Sąd Okręgowy w Poznaniu Wydział XII Cywilny w następującym składzie:

Przewodniczący: SSO Maria Prusinowska

Protokolant : protokolant sądowy Justyna Wojciechowska

po rozpoznaniu w dniu 12 sierpnia 2021 r. w Poznaniu

na rozprawie

sprawy z powództwa G. A.

przeciwko A. A. (1)

o zapłatę

1.  Oddala powództwo.

2.  Kosztami postępowania obciąża powoda i z tego tytułu zasądza od niego na rzecz pozwanej kwotę 5417 zł tytułem zwrotu kosztów zastępstwa procesowego.

SSO Maria Prusinowska

UZASADNIENIE

Powód G. A. pozwem z dnia 31 lipca 2018 r. wniósł o zasądzenie od pozwanej A. A. (1) kwoty 150 000 zł wraz z ustawowymi odsetkami za opóźnienie począwszy od dnia wniesienia pozwu do dnia zapłaty. Nadto powód wniósł o zasądzenie od pozwanej na swoją rzecz zwrotu kosztów procesu.

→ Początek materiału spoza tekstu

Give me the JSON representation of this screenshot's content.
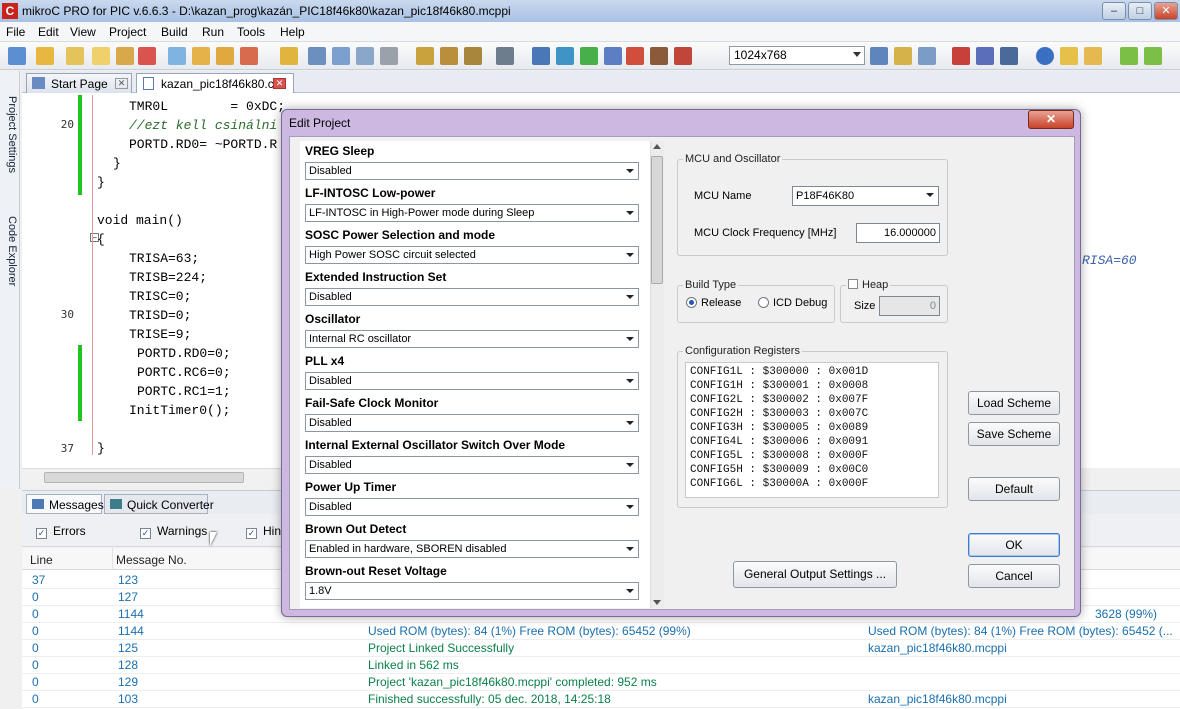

W uzasadnieniu powód wskazał, że pozwana jest użytkownikiem wieczystym nieruchomości gruntowej położonej w W. przy ul. (...) oraz właścicielem budynku stanowiącego odrębną własność, dla której Sąd Rejonowy w W. prowadzi księgę wieczystą Kw nr (...). Dalej powód wskazał, że jest bratem pozwanej, a nadto, że w roku 1982 ojciec stron sfinansował zakup prawa użytkowania wieczystego na rzecz pozwanej. Ojciec stron zaproponował powodowi, by pomógł siostrze wybudować dom na ww. nieruchomości. Zdaniem powoda pozwana nie posiadał wtedy środków na budowę i że większość prac oraz wydatków związanych z budowa ponosił powód. W dalszej części uzasadnienia powód szczegółowo przedstawił chronologiczny przebieg prac budowlanych na nieruchomości, a także wskazał, kto finansował poszczególne etapy budowy. Powód podniósł, że zamieszkiwał w wybudowanym domu wraz z całą rodziną, to jest żoną i dziećmi do roku 2002, a do roku 2003 stopniowo opuszczał nieruchomość. Do roku 2007 powód był zameldowany na nieruchomości przy ul. (...). Zdaniem powoda pozwana nie wymeldowała jego syna P. A., gdyż miał on otrzymać od niej w darowiźnie połowę nieruchomości, co miał kompensować nakłady dokonywane przez powoda na nieruchomości. Powód do roku 2012 zajmował nadal piętro nieruchomości przechowując tam swoje rzeczy. Posiadał klucze od nieruchomości oraz garażował swój samochód w garażu znajdującym się w budynku mieszkalnym. Według relacji powoda siostra wielokrotnie obiecywała mu przepisanie połowy nieruchomości na syna powoda, ostatnia taka rozmowa miała miejsce w roku 2011 r. Pozwana nie kwestionowała również nakładów dokonanych przez powoda na nieruchomość. Tymczasem w roku 2012 pozwana wymieniła bramę do garażu i nie dała powodowi kluczy. Złożyła także wniosek o wymeldowanie syna powoda.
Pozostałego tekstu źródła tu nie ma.